Высказывания эти столь же легко умножить, как и показать их необоснованность, преувеличенность или хронологическую невозможность. Однако сущность вопроса не в опровержении той или иной из многочисленных версий, потом многократно умножавшихся в околонаучной литературе, а в самой потребности дать образам ЕО плоско-биографическое истолкование, объяснив их как простые портреты реальных знакомых автора. При этом вопрос о творческой психологии П, о художественных законах его текста и путях формирования образов полностью игнорируется. Такое неквалифицированное, но весьма устойчивое представление, питающее мещанский интерес к деталям биографии и заставляющее видеть в творчестве лишь цепь не лишенных пикантности интимных подробностей, заставляет вспомнить слова самого П, писавшего Вяземскому в связи с утратой записок Байрона: «Мы знаем Байрона довольно. Видели его на троне славы, видели в мучениях великой души, видели в гробе посреди воскресающей Греции. – Охота тебе видеть его на судне. Толпа жадно читает исповеди, записки etc., потому что в подлости своей радуется унижению высокого, слабостям могущего. При открытии всякой мерзости она в восхищении. Он мал, как мы, он мерзок, как мы! Врете, подлецы: он и мал и мерзок – не так, как вы – иначе» (XIII, 243–244).

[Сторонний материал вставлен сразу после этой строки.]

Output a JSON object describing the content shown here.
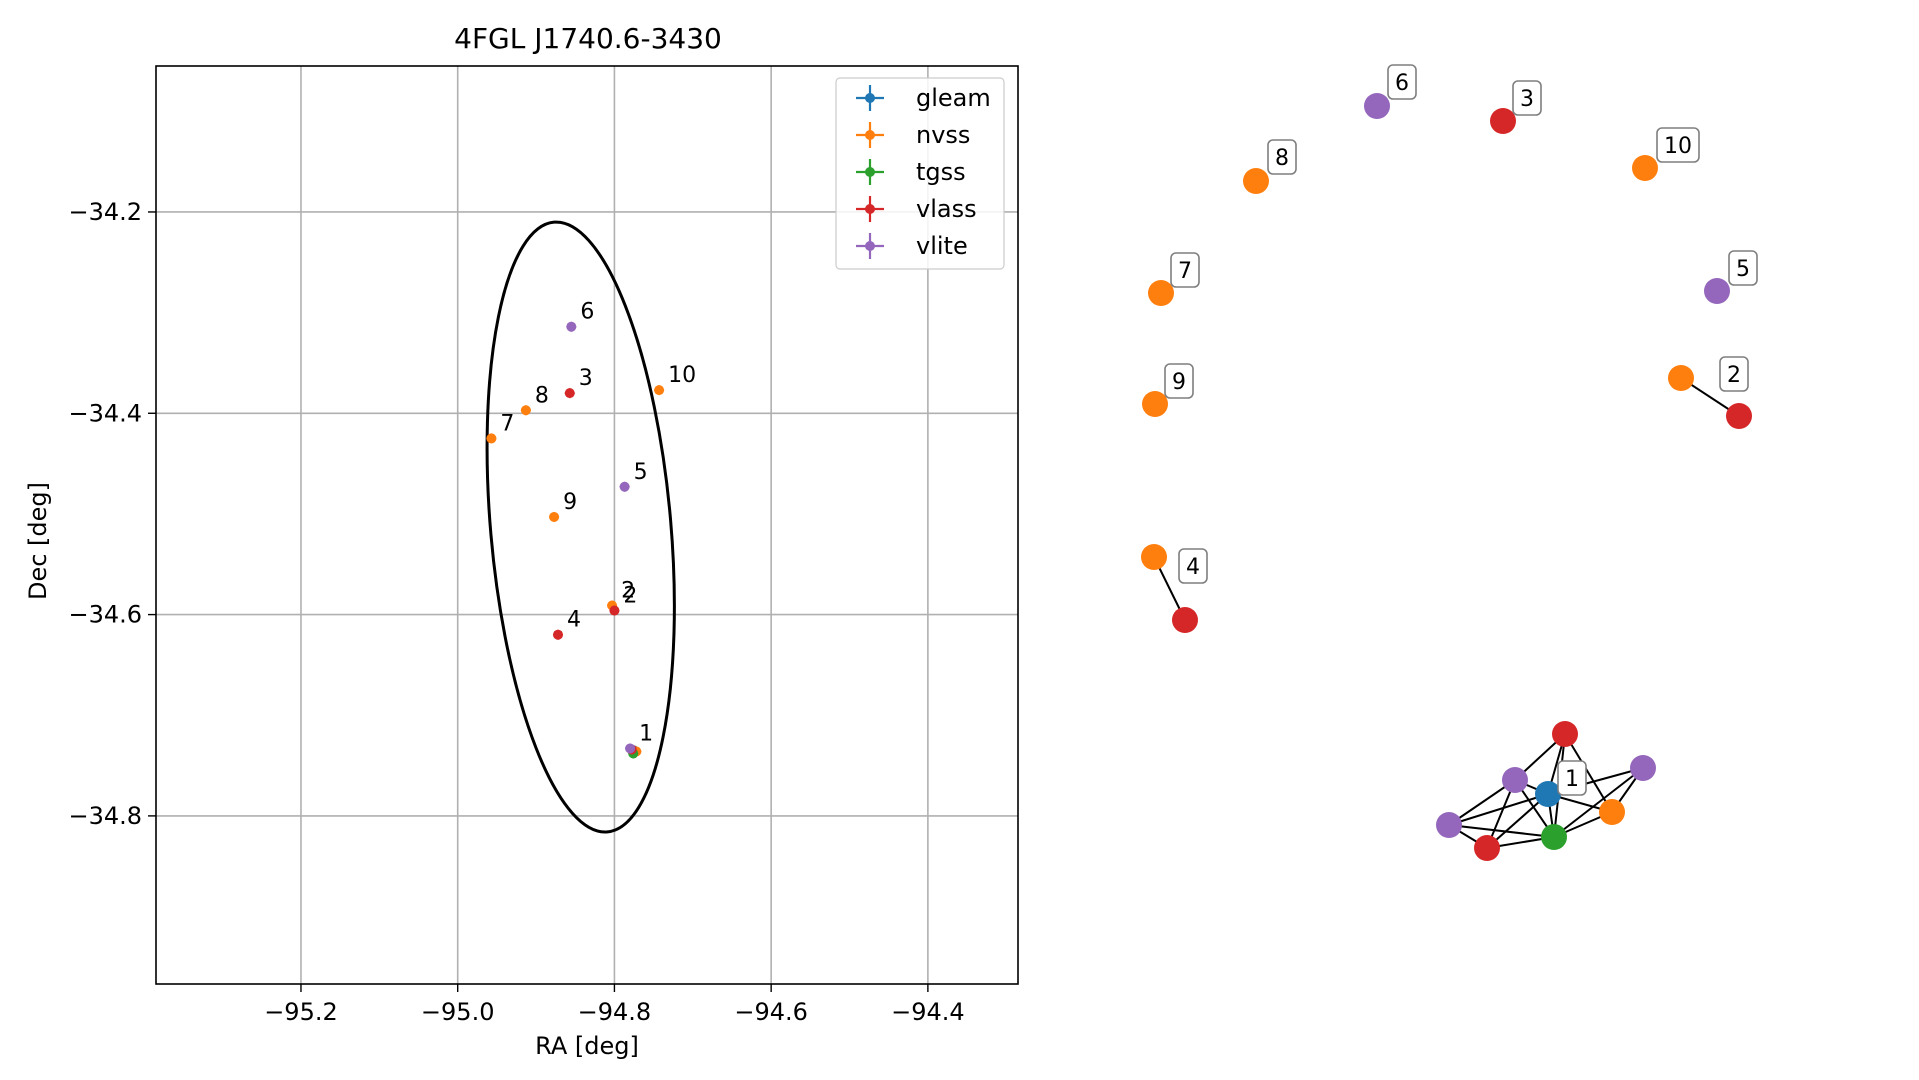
{
  "chart_data": [
    {
      "type": "scatter",
      "title": "4FGL J1740.6-3430",
      "xlabel": "RA [deg]",
      "ylabel": "Dec [deg]",
      "xlim": [
        -95.385,
        -94.285
      ],
      "ylim": [
        -34.967,
        -34.055
      ],
      "xticks": [
        -95.2,
        -95.0,
        -94.8,
        -94.6,
        -94.4
      ],
      "xtick_labels": [
        "−95.2",
        "−95.0",
        "−94.8",
        "−94.6",
        "−94.4"
      ],
      "yticks": [
        -34.2,
        -34.4,
        -34.6,
        -34.8
      ],
      "ytick_labels": [
        "−34.2",
        "−34.4",
        "−34.6",
        "−34.8"
      ],
      "grid": true,
      "legend_position": "top-right",
      "series": [
        {
          "name": "gleam",
          "color": "#1f77b4",
          "points": [
            {
              "x": -94.775,
              "y": -34.735,
              "label": ""
            }
          ]
        },
        {
          "name": "nvss",
          "color": "#ff7f0e",
          "points": [
            {
              "x": -94.803,
              "y": -34.591,
              "label": "2"
            },
            {
              "x": -94.957,
              "y": -34.425,
              "label": "7"
            },
            {
              "x": -94.913,
              "y": -34.397,
              "label": "8"
            },
            {
              "x": -94.877,
              "y": -34.503,
              "label": "9"
            },
            {
              "x": -94.743,
              "y": -34.377,
              "label": "10"
            },
            {
              "x": -94.772,
              "y": -34.736,
              "label": ""
            }
          ]
        },
        {
          "name": "tgss",
          "color": "#2ca02c",
          "points": [
            {
              "x": -94.776,
              "y": -34.738,
              "label": ""
            }
          ]
        },
        {
          "name": "vlass",
          "color": "#d62728",
          "points": [
            {
              "x": -94.857,
              "y": -34.38,
              "label": "3"
            },
            {
              "x": -94.872,
              "y": -34.62,
              "label": "4"
            },
            {
              "x": -94.8,
              "y": -34.596,
              "label": "2"
            },
            {
              "x": -94.778,
              "y": -34.734,
              "label": ""
            }
          ]
        },
        {
          "name": "vlite",
          "color": "#9467bd",
          "points": [
            {
              "x": -94.855,
              "y": -34.314,
              "label": "6"
            },
            {
              "x": -94.787,
              "y": -34.473,
              "label": "5"
            },
            {
              "x": -94.78,
              "y": -34.733,
              "label": "1"
            }
          ]
        }
      ],
      "ellipse": {
        "center_x": -94.843,
        "center_y": -34.513,
        "half_width_ra": 0.115,
        "half_height_dec": 0.304,
        "tilt_deg": -5
      }
    },
    {
      "type": "network",
      "nodes": [
        {
          "id": "1-gleam",
          "color": "#1f77b4",
          "label": "1"
        },
        {
          "id": "1-nvss",
          "color": "#ff7f0e",
          "label": ""
        },
        {
          "id": "1-tgss",
          "color": "#2ca02c",
          "label": ""
        },
        {
          "id": "1-vlass-a",
          "color": "#d62728",
          "label": ""
        },
        {
          "id": "1-vlass-b",
          "color": "#d62728",
          "label": ""
        },
        {
          "id": "1-vlite-a",
          "color": "#9467bd",
          "label": ""
        },
        {
          "id": "1-vlite-b",
          "color": "#9467bd",
          "label": ""
        },
        {
          "id": "1-vlite-c",
          "color": "#9467bd",
          "label": ""
        },
        {
          "id": "2-nvss",
          "color": "#ff7f0e",
          "label": "2"
        },
        {
          "id": "2-vlass",
          "color": "#d62728",
          "label": ""
        },
        {
          "id": "3-vlass",
          "color": "#d62728",
          "label": "3"
        },
        {
          "id": "4-nvss",
          "color": "#ff7f0e",
          "label": "4"
        },
        {
          "id": "4-vlass",
          "color": "#d62728",
          "label": ""
        },
        {
          "id": "5-vlite",
          "color": "#9467bd",
          "label": "5"
        },
        {
          "id": "6-vlite",
          "color": "#9467bd",
          "label": "6"
        },
        {
          "id": "7-nvss",
          "color": "#ff7f0e",
          "label": "7"
        },
        {
          "id": "8-nvss",
          "color": "#ff7f0e",
          "label": "8"
        },
        {
          "id": "9-nvss",
          "color": "#ff7f0e",
          "label": "9"
        },
        {
          "id": "10-nvss",
          "color": "#ff7f0e",
          "label": "10"
        }
      ],
      "edges": [
        [
          "1-gleam",
          "1-vlass-a"
        ],
        [
          "1-gleam",
          "1-vlite-b"
        ],
        [
          "1-gleam",
          "1-nvss"
        ],
        [
          "1-gleam",
          "1-tgss"
        ],
        [
          "1-gleam",
          "1-vlite-c"
        ],
        [
          "1-gleam",
          "1-vlite-a"
        ],
        [
          "1-gleam",
          "1-vlass-b"
        ],
        [
          "1-vlite-a",
          "1-vlass-a"
        ],
        [
          "1-vlite-a",
          "1-tgss"
        ],
        [
          "1-vlite-a",
          "1-vlass-b"
        ],
        [
          "1-vlite-a",
          "1-vlite-b"
        ],
        [
          "1-vlite-b",
          "1-vlass-b"
        ],
        [
          "1-vlite-b",
          "1-tgss"
        ],
        [
          "1-vlass-b",
          "1-tgss"
        ],
        [
          "1-tgss",
          "1-vlite-c"
        ],
        [
          "1-tgss",
          "1-nvss"
        ],
        [
          "1-tgss",
          "1-vlass-a"
        ],
        [
          "1-nvss",
          "1-vlite-c"
        ],
        [
          "1-nvss",
          "1-vlass-a"
        ],
        [
          "2-nvss",
          "2-vlass"
        ],
        [
          "4-nvss",
          "4-vlass"
        ]
      ]
    }
  ]
}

Об этом можно было бы не говорить, если бы реальный и имеющий научно-биографический интерес вопрос о прототипах пушкинских образов слишком часто не подменялся домыслами о том, кого из своих знакомцев П «вклеил» в роман[5].

Отзвуки излишнего «биографизма» в понимании творческих процессов чувствуются даже во вполне серьезных и интересных исследованиях, таких, как ряд разысканий в специальном пушкинском номере альманаха «Прометей» (Т. 10. М., 1974). Проблема прототипов пушкинского романа нередко рассматривается с неоправданным вниманием в полезных популярных изданиях.

В связи с этим можно оставить без внимания рассуждения вроде: «Был ли у Татьяны Лариной реальный прототип? На протяжении многих лет ученые-пушкинисты не пришли к единому решению. В образе Татьяны нашли воплощение черты не одной, а многих современниц Пушкина. Может быть, мы обязаны рождением этого образа и черноокой красавице Марии Волконской, и задумчивой Евпраксии Вульф…

Но в одном сходятся многие исследователи: в облике Татьяны-княгини есть черты графини, которую вспоминает Пушкин в “Домике в Коломне”. Юный Пушкин, живя в Коломне, встречал молодую красавицу графиню в церкви на Покровской площади…» (Раков Ю. По следам литературных героев. М., 1974. С. 32). Хотелось бы лишь отметить, что на основании подобных цитат у неосведомленного читателя может создаться совершенно превратное впечатление относительно забот и занятий «ученых-пушкинистов».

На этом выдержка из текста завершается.